While interest rates are important, “rents are everything for real estate,” said Welch, who believes investment must be spurred to drive the economy and, subsequently, rents.

While Kumer doesn’t think we’re in front of a big development cycle, he believes investment, transaction volume and property values will pick up again and “we're on the verge of a very strong, very competitive bull run.”

Annie Houle is head of Canada for Ivanhoé Cambridge, which oversees the real estate portfolio of CDPQ, a global investment group with $452 billion in assets. CDPQ holds interests in more than 1,500 buildings — primarily in the logistics, residential, office and retail sectors — and held $77 billion in gross real estate assets at the end of 2023.

Houle said real estate requires leverage and is riskier than other investment types. She noted that institutional allocations to real estate had grown by 20 per cent over the previous 10 years but have been flat over the past two. Seventy per cent of institutions are looking to reduce their real estate allocations while 13 per cent want to increase them, she added.

Office

Heijnk’s company owns around 580 properties in 27 countries on five continents. It purchased Vancouver office buildings at 401 W. Georgia St. and 402 Dunsmuir St. from CPP Investments and Oxford Properties for about $300 million early this year. 

Heijnk said Vancouver is the strongest office market in North America due to its overall fundamentals, quality of life, city planning and infrastructure.

“There's a huge disparity between the investment value and the operating value, and that's where the opportunity is,” Kumer said. 

“Spread investing is back and it's the lowest-risk kind of real estate investing,” Kumer added later. “All you have to do today is buy an office building at a seven cap and finance it at five per cent and then just sit back and collect rents.”

There’s demand for new and highly amenitized office buildings. And as A- and above classified office buildings fill up, Kumer thinks demand should increase again for class-B buildings. But he expects that a lot of class-B and -C buildings in Toronto will struggle for a long time. 

“We’re not oversupplied, we’re under-demolished,” Kumer observed.

Residential

Canada has a housing shortage and recent changes to immigration policies weren’t well thought out, according to Kumer.

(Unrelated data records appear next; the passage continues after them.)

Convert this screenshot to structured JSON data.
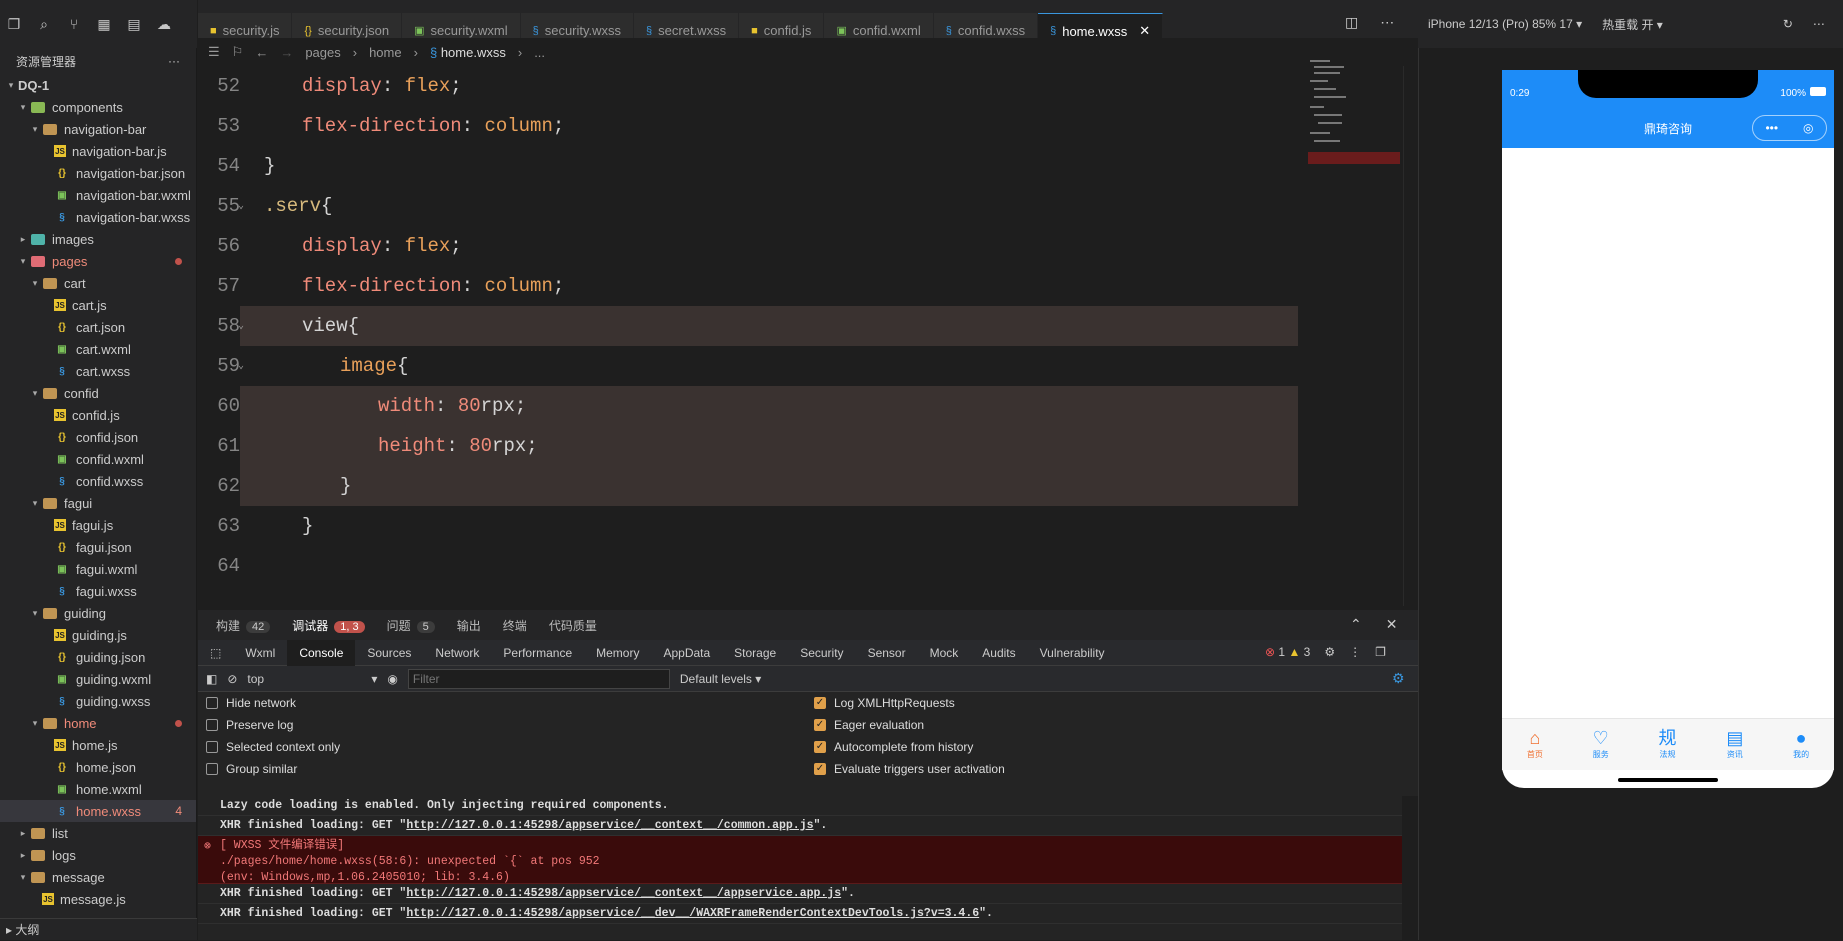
{
  "explorer": {
    "title": "资源管理器",
    "more": "···",
    "outline_label": "大纲",
    "tree": [
      {
        "label": "DQ-1",
        "kind": "root",
        "indent": 0,
        "open": true
      },
      {
        "label": "components",
        "kind": "folder-comp",
        "indent": 1,
        "open": true
      },
      {
        "label": "navigation-bar",
        "kind": "folder",
        "indent": 2,
        "open": true
      },
      {
        "label": "navigation-bar.js",
        "kind": "js",
        "indent": 3
      },
      {
        "label": "navigation-bar.json",
        "kind": "json",
        "indent": 3
      },
      {
        "label": "navigation-bar.wxml",
        "kind": "wxml",
        "indent": 3
      },
      {
        "label": "navigation-bar.wxss",
        "kind": "wxss",
        "indent": 3
      },
      {
        "label": "images",
        "kind": "folder-img",
        "indent": 1,
        "open": false
      },
      {
        "label": "pages",
        "kind": "folder-pg",
        "indent": 1,
        "open": true,
        "error": true
      },
      {
        "label": "cart",
        "kind": "folder",
        "indent": 2,
        "open": true
      },
      {
        "label": "cart.js",
        "kind": "js",
        "indent": 3
      },
      {
        "label": "cart.json",
        "kind": "json",
        "indent": 3
      },
      {
        "label": "cart.wxml",
        "kind": "wxml",
        "indent": 3
      },
      {
        "label": "cart.wxss",
        "kind": "wxss",
        "indent": 3
      },
      {
        "label": "confid",
        "kind": "folder",
        "indent": 2,
        "open": true
      },
      {
        "label": "confid.js",
        "kind": "js",
        "indent": 3
      },
      {
        "label": "confid.json",
        "kind": "json",
        "indent": 3
      },
      {
        "label": "confid.wxml",
        "kind": "wxml",
        "indent": 3
      },
      {
        "label": "confid.wxss",
        "kind": "wxss",
        "indent": 3
      },
      {
        "label": "fagui",
        "kind": "folder",
        "indent": 2,
        "open": true
      },
      {
        "label": "fagui.js",
        "kind": "js",
        "indent": 3
      },
      {
        "label": "fagui.json",
        "kind": "json",
        "indent": 3
      },
      {
        "label": "fagui.wxml",
        "kind": "wxml",
        "indent": 3
      },
      {
        "label": "fagui.wxss",
        "kind": "wxss",
        "indent": 3
      },
      {
        "label": "guiding",
        "kind": "folder",
        "indent": 2,
        "open": true
      },
      {
        "label": "guiding.js",
        "kind": "js",
        "indent": 3
      },
      {
        "label": "guiding.json",
        "kind": "json",
        "indent": 3
      },
      {
        "label": "guiding.wxml",
        "kind": "wxml",
        "indent": 3
      },
      {
        "label": "guiding.wxss",
        "kind": "wxss",
        "indent": 3
      },
      {
        "label": "home",
        "kind": "folder",
        "indent": 2,
        "open": true,
        "error": true
      },
      {
        "label": "home.js",
        "kind": "js",
        "indent": 3
      },
      {
        "label": "home.json",
        "kind": "json",
        "indent": 3
      },
      {
        "label": "home.wxml",
        "kind": "wxml",
        "indent": 3
      },
      {
        "label": "home.wxss",
        "kind": "wxss",
        "indent": 3,
        "selected": true,
        "badge": "4"
      },
      {
        "label": "list",
        "kind": "folder",
        "indent": 1,
        "open": false
      },
      {
        "label": "logs",
        "kind": "folder",
        "indent": 1,
        "open": false
      },
      {
        "label": "message",
        "kind": "folder",
        "indent": 1,
        "open": true
      },
      {
        "label": "message.js",
        "kind": "js",
        "indent": 2
      }
    ]
  },
  "tabs": [
    {
      "label": "security.js",
      "icon": "js"
    },
    {
      "label": "security.json",
      "icon": "json"
    },
    {
      "label": "security.wxml",
      "icon": "wxml"
    },
    {
      "label": "security.wxss",
      "icon": "wxss"
    },
    {
      "label": "secret.wxss",
      "icon": "wxss"
    },
    {
      "label": "confid.js",
      "icon": "js"
    },
    {
      "label": "confid.wxml",
      "icon": "wxml"
    },
    {
      "label": "confid.wxss",
      "icon": "wxss"
    },
    {
      "label": "home.wxss",
      "icon": "wxss",
      "active": true,
      "close": "✕"
    }
  ],
  "breadcrumb": {
    "p1": "pages",
    "p2": "home",
    "p3": "home.wxss",
    "p4": "..."
  },
  "code": [
    {
      "n": "52",
      "indent": 1,
      "parts": [
        [
          "prop",
          "display"
        ],
        [
          "brace",
          ": "
        ],
        [
          "val",
          "flex"
        ],
        [
          "brace",
          ";"
        ]
      ]
    },
    {
      "n": "53",
      "indent": 1,
      "parts": [
        [
          "prop",
          "flex-direction"
        ],
        [
          "brace",
          ": "
        ],
        [
          "val",
          "column"
        ],
        [
          "brace",
          ";"
        ]
      ]
    },
    {
      "n": "54",
      "indent": 0,
      "parts": [
        [
          "brace",
          "}"
        ]
      ]
    },
    {
      "n": "55",
      "indent": 0,
      "fold": true,
      "parts": [
        [
          "sel2",
          ".serv"
        ],
        [
          "brace",
          "{"
        ]
      ]
    },
    {
      "n": "56",
      "indent": 1,
      "parts": [
        [
          "prop",
          "display"
        ],
        [
          "brace",
          ": "
        ],
        [
          "val",
          "flex"
        ],
        [
          "brace",
          ";"
        ]
      ]
    },
    {
      "n": "57",
      "indent": 1,
      "parts": [
        [
          "prop",
          "flex-direction"
        ],
        [
          "brace",
          ": "
        ],
        [
          "val",
          "column"
        ],
        [
          "brace",
          ";"
        ]
      ]
    },
    {
      "n": "58",
      "indent": 1,
      "fold": true,
      "hl": true,
      "parts": [
        [
          "brace",
          "view{"
        ]
      ]
    },
    {
      "n": "59",
      "indent": 2,
      "fold": true,
      "parts": [
        [
          "val",
          "image"
        ],
        [
          "brace",
          "{"
        ]
      ]
    },
    {
      "n": "60",
      "indent": 3,
      "hl": true,
      "parts": [
        [
          "prop",
          "width"
        ],
        [
          "brace",
          ": "
        ],
        [
          "num",
          "80"
        ],
        [
          "brace",
          "rpx;"
        ]
      ]
    },
    {
      "n": "61",
      "indent": 3,
      "hl": true,
      "parts": [
        [
          "prop",
          "height"
        ],
        [
          "brace",
          ": "
        ],
        [
          "num",
          "80"
        ],
        [
          "brace",
          "rpx;"
        ]
      ]
    },
    {
      "n": "62",
      "indent": 2,
      "hl": true,
      "parts": [
        [
          "brace",
          "}"
        ]
      ]
    },
    {
      "n": "63",
      "indent": 1,
      "parts": [
        [
          "brace",
          "}"
        ]
      ]
    },
    {
      "n": "64",
      "indent": 0,
      "parts": []
    }
  ],
  "panel": {
    "tabs": [
      {
        "label": "构建",
        "count": "42"
      },
      {
        "label": "调试器",
        "count": "1, 3",
        "err": true,
        "active": true
      },
      {
        "label": "问题",
        "count": "5"
      },
      {
        "label": "输出"
      },
      {
        "label": "终端"
      },
      {
        "label": "代码质量"
      }
    ],
    "devtools": [
      "Wxml",
      "Console",
      "Sources",
      "Network",
      "Performance",
      "Memory",
      "AppData",
      "Storage",
      "Security",
      "Sensor",
      "Mock",
      "Audits",
      "Vulnerability"
    ],
    "active_devtool": "Console",
    "errors": "1",
    "warnings": "3",
    "context": "top",
    "filter_placeholder": "Filter",
    "levels": "Default levels",
    "options_left": [
      {
        "label": "Hide network",
        "checked": false
      },
      {
        "label": "Preserve log",
        "checked": false
      },
      {
        "label": "Selected context only",
        "checked": false
      },
      {
        "label": "Group similar",
        "checked": false
      }
    ],
    "options_right": [
      {
        "label": "Log XMLHttpRequests",
        "checked": true
      },
      {
        "label": "Eager evaluation",
        "checked": true
      },
      {
        "label": "Autocomplete from history",
        "checked": true
      },
      {
        "label": "Evaluate triggers user activation",
        "checked": true
      }
    ],
    "logs": [
      {
        "text": "Lazy code loading is enabled. Only injecting required components."
      },
      {
        "text": "XHR finished loading: GET \"",
        "link": "http://127.0.0.1:45298/appservice/__context__/common.app.js",
        "tail": "\"."
      },
      {
        "err": true,
        "l1": "[ WXSS 文件编译错误]",
        "l2": "./pages/home/home.wxss(58:6): unexpected `{` at pos 952",
        "l3": "(env: Windows,mp,1.06.2405010; lib: 3.4.6)"
      },
      {
        "text": "XHR finished loading: GET \"",
        "link": "http://127.0.0.1:45298/appservice/__context__/appservice.app.js",
        "tail": "\"."
      },
      {
        "text": "XHR finished loading: GET \"",
        "link": "http://127.0.0.1:45298/appservice/__dev__/WAXRFrameRenderContextDevTools.js?v=3.4.6",
        "tail": "\"."
      }
    ]
  },
  "simulator": {
    "device": "iPhone 12/13 (Pro) 85% 17 ▾",
    "hot_reload": "热重载 开 ▾",
    "time": "0:29",
    "battery": "100%",
    "nav_title": "鼎琦咨询",
    "tabbar": [
      {
        "label": "首页",
        "icon": "⌂",
        "active": true
      },
      {
        "label": "服务",
        "icon": "♡"
      },
      {
        "label": "法规",
        "icon": "规"
      },
      {
        "label": "资讯",
        "icon": "▤"
      },
      {
        "label": "我的",
        "icon": "●"
      }
    ]
  },
  "colors": {
    "accent": "#1d8cf8",
    "error": "#c1524b",
    "tab_active": "#f07030"
  }
}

He thinks immigration should increase as long as it brings in people with needed skill sets who can bolster the economy. 

There should also be policies in place so there’s housing and infrastructure to accommodate these new immigrants, he added.

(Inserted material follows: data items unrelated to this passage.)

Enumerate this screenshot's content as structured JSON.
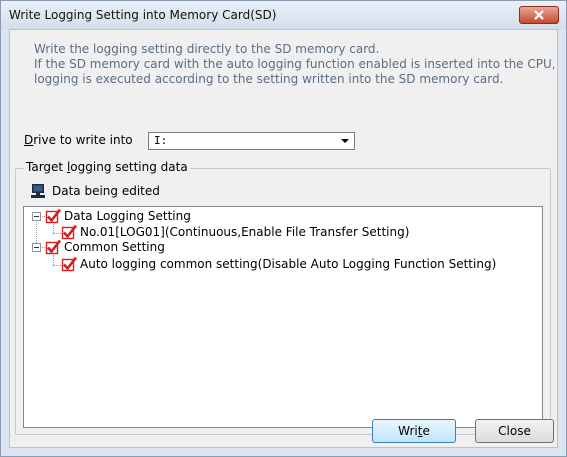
{
  "window": {
    "title": "Write Logging Setting into Memory Card(SD)"
  },
  "description": {
    "line1": "Write the logging setting directly to the SD memory card.",
    "line2": "If the SD memory card with the auto logging function enabled is inserted into the CPU,",
    "line3": "logging is executed according to the setting written into the SD memory card."
  },
  "drive": {
    "label_mnemonic": "D",
    "label_rest": "rive to write into",
    "selected": "I:"
  },
  "target": {
    "group_label_pre": "Target ",
    "group_label_mnemonic": "l",
    "group_label_post": "ogging setting data",
    "source_label": "Data being edited"
  },
  "tree": {
    "items": [
      {
        "label": "Data Logging Setting",
        "checked": true
      },
      {
        "label": "No.01[LOG01](Continuous,Enable File Transfer Setting)",
        "checked": true
      },
      {
        "label": "Common Setting",
        "checked": true
      },
      {
        "label": "Auto logging common setting(Disable Auto Logging Function Setting)",
        "checked": true
      }
    ]
  },
  "buttons": {
    "write_pre": "Wri",
    "write_mnemonic": "t",
    "write_post": "e",
    "close": "Close"
  },
  "colors": {
    "check_red": "#d42020",
    "desc_text": "#5a6d86",
    "close_button": "#c7492f"
  }
}
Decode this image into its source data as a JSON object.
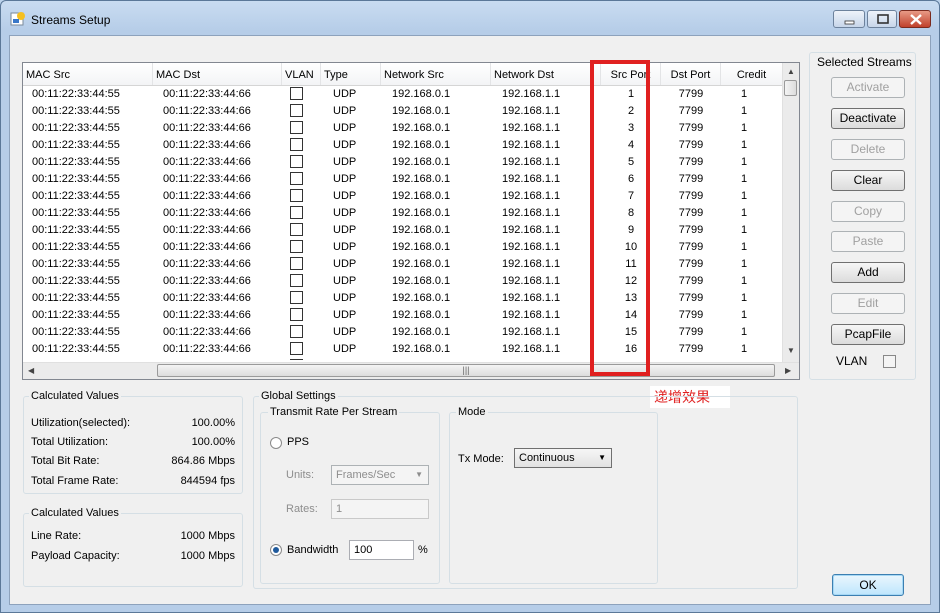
{
  "window": {
    "title": "Streams Setup",
    "min_label": "",
    "max_label": "",
    "close_label": ""
  },
  "table": {
    "columns": [
      "MAC Src",
      "MAC Dst",
      "VLAN",
      "Type",
      "Network Src",
      "Network Dst",
      "Src Port",
      "Dst Port",
      "Credit"
    ],
    "rows": [
      [
        "00:11:22:33:44:55",
        "00:11:22:33:44:66",
        "",
        "UDP",
        "192.168.0.1",
        "192.168.1.1",
        "1",
        "7799",
        "1"
      ],
      [
        "00:11:22:33:44:55",
        "00:11:22:33:44:66",
        "",
        "UDP",
        "192.168.0.1",
        "192.168.1.1",
        "2",
        "7799",
        "1"
      ],
      [
        "00:11:22:33:44:55",
        "00:11:22:33:44:66",
        "",
        "UDP",
        "192.168.0.1",
        "192.168.1.1",
        "3",
        "7799",
        "1"
      ],
      [
        "00:11:22:33:44:55",
        "00:11:22:33:44:66",
        "",
        "UDP",
        "192.168.0.1",
        "192.168.1.1",
        "4",
        "7799",
        "1"
      ],
      [
        "00:11:22:33:44:55",
        "00:11:22:33:44:66",
        "",
        "UDP",
        "192.168.0.1",
        "192.168.1.1",
        "5",
        "7799",
        "1"
      ],
      [
        "00:11:22:33:44:55",
        "00:11:22:33:44:66",
        "",
        "UDP",
        "192.168.0.1",
        "192.168.1.1",
        "6",
        "7799",
        "1"
      ],
      [
        "00:11:22:33:44:55",
        "00:11:22:33:44:66",
        "",
        "UDP",
        "192.168.0.1",
        "192.168.1.1",
        "7",
        "7799",
        "1"
      ],
      [
        "00:11:22:33:44:55",
        "00:11:22:33:44:66",
        "",
        "UDP",
        "192.168.0.1",
        "192.168.1.1",
        "8",
        "7799",
        "1"
      ],
      [
        "00:11:22:33:44:55",
        "00:11:22:33:44:66",
        "",
        "UDP",
        "192.168.0.1",
        "192.168.1.1",
        "9",
        "7799",
        "1"
      ],
      [
        "00:11:22:33:44:55",
        "00:11:22:33:44:66",
        "",
        "UDP",
        "192.168.0.1",
        "192.168.1.1",
        "10",
        "7799",
        "1"
      ],
      [
        "00:11:22:33:44:55",
        "00:11:22:33:44:66",
        "",
        "UDP",
        "192.168.0.1",
        "192.168.1.1",
        "11",
        "7799",
        "1"
      ],
      [
        "00:11:22:33:44:55",
        "00:11:22:33:44:66",
        "",
        "UDP",
        "192.168.0.1",
        "192.168.1.1",
        "12",
        "7799",
        "1"
      ],
      [
        "00:11:22:33:44:55",
        "00:11:22:33:44:66",
        "",
        "UDP",
        "192.168.0.1",
        "192.168.1.1",
        "13",
        "7799",
        "1"
      ],
      [
        "00:11:22:33:44:55",
        "00:11:22:33:44:66",
        "",
        "UDP",
        "192.168.0.1",
        "192.168.1.1",
        "14",
        "7799",
        "1"
      ],
      [
        "00:11:22:33:44:55",
        "00:11:22:33:44:66",
        "",
        "UDP",
        "192.168.0.1",
        "192.168.1.1",
        "15",
        "7799",
        "1"
      ],
      [
        "00:11:22:33:44:55",
        "00:11:22:33:44:66",
        "",
        "UDP",
        "192.168.0.1",
        "192.168.1.1",
        "16",
        "7799",
        "1"
      ]
    ]
  },
  "annotation": {
    "text": "递增效果",
    "color": "#e02020"
  },
  "selected_streams": {
    "title": "Selected Streams",
    "activate": "Activate",
    "deactivate": "Deactivate",
    "delete": "Delete",
    "clear": "Clear",
    "copy": "Copy",
    "paste": "Paste",
    "add": "Add",
    "edit": "Edit",
    "pcapfile": "PcapFile",
    "vlan_label": "VLAN"
  },
  "calculated_values_1": {
    "title": "Calculated Values",
    "utilization_selected_label": "Utilization(selected):",
    "utilization_selected_value": "100.00%",
    "total_utilization_label": "Total Utilization:",
    "total_utilization_value": "100.00%",
    "total_bit_rate_label": "Total Bit Rate:",
    "total_bit_rate_value": "864.86 Mbps",
    "total_frame_rate_label": "Total Frame Rate:",
    "total_frame_rate_value": "844594 fps"
  },
  "calculated_values_2": {
    "title": "Calculated Values",
    "line_rate_label": "Line Rate:",
    "line_rate_value": "1000 Mbps",
    "payload_capacity_label": "Payload Capacity:",
    "payload_capacity_value": "1000 Mbps"
  },
  "global_settings": {
    "title": "Global Settings",
    "transmit_title": "Transmit Rate Per Stream",
    "pps_label": "PPS",
    "units_label": "Units:",
    "units_value": "Frames/Sec",
    "rates_label": "Rates:",
    "rates_value": "1",
    "bandwidth_label": "Bandwidth",
    "bandwidth_value": "100",
    "percent": "%"
  },
  "mode": {
    "title": "Mode",
    "tx_mode_label": "Tx Mode:",
    "tx_mode_value": "Continuous"
  },
  "ok_label": "OK",
  "colors": {
    "highlight": "#e02020",
    "accent": "#1f5a9c"
  }
}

Ivanhoé Cambridge is underexposed to residential real estate in Canada, so Houle said it’s looking to intensify its retail platform with multiresidential development.

Heijnk said rent controls in Germany are annoying for landlords but create stability and the country is attractive to international investors seeking multifamily properties.

Industrial

Kumer said industrial real estate fundamentals are solid and, while rents have moderated after steep increases and the vacancy rate has risen from less than one per cent to five per cent, he’s not concerned about a supply-and-demand imbalance.

Ivanhoé Cambridge owns or partially owns industrial/logistics properties in Canada, Singapore, Australia, Brazil, China, the U.S., Indonesia, Germany, France, the United Kingdom and the Netherlands. Houle said it’s looking at adding to the portfolio.

“With the supply chain, we went from just in time to just in case,” Houle said, noting the Canadian industrial sector has solid fundamentals and significant mark-to-market pricing differences.

Retail

Slate owns more than 600 grocery stores globally, with occupancy in the mid-90 per cent range and growing rents. Welch said there haven’t been many new grocery stores built in the U.S. since the financial crisis of 2007 and 2008, so he’s bullish on essential retail as an asset class and has noticed lenders and capital providers embracing it. 

Ivanhoé Cambridge owns several malls that Houle said have gone through some rough times over the past eight years, but sales and traffic are now trending upward and retail had the highest return of any asset class in 2023 according to the MSCI/REALPAC Canadian Property Index. 

“The supply has gone down and the demand is going up,” Houle said, noting that quality malls are mostly full and same-property net operating income growth is in the high single digits.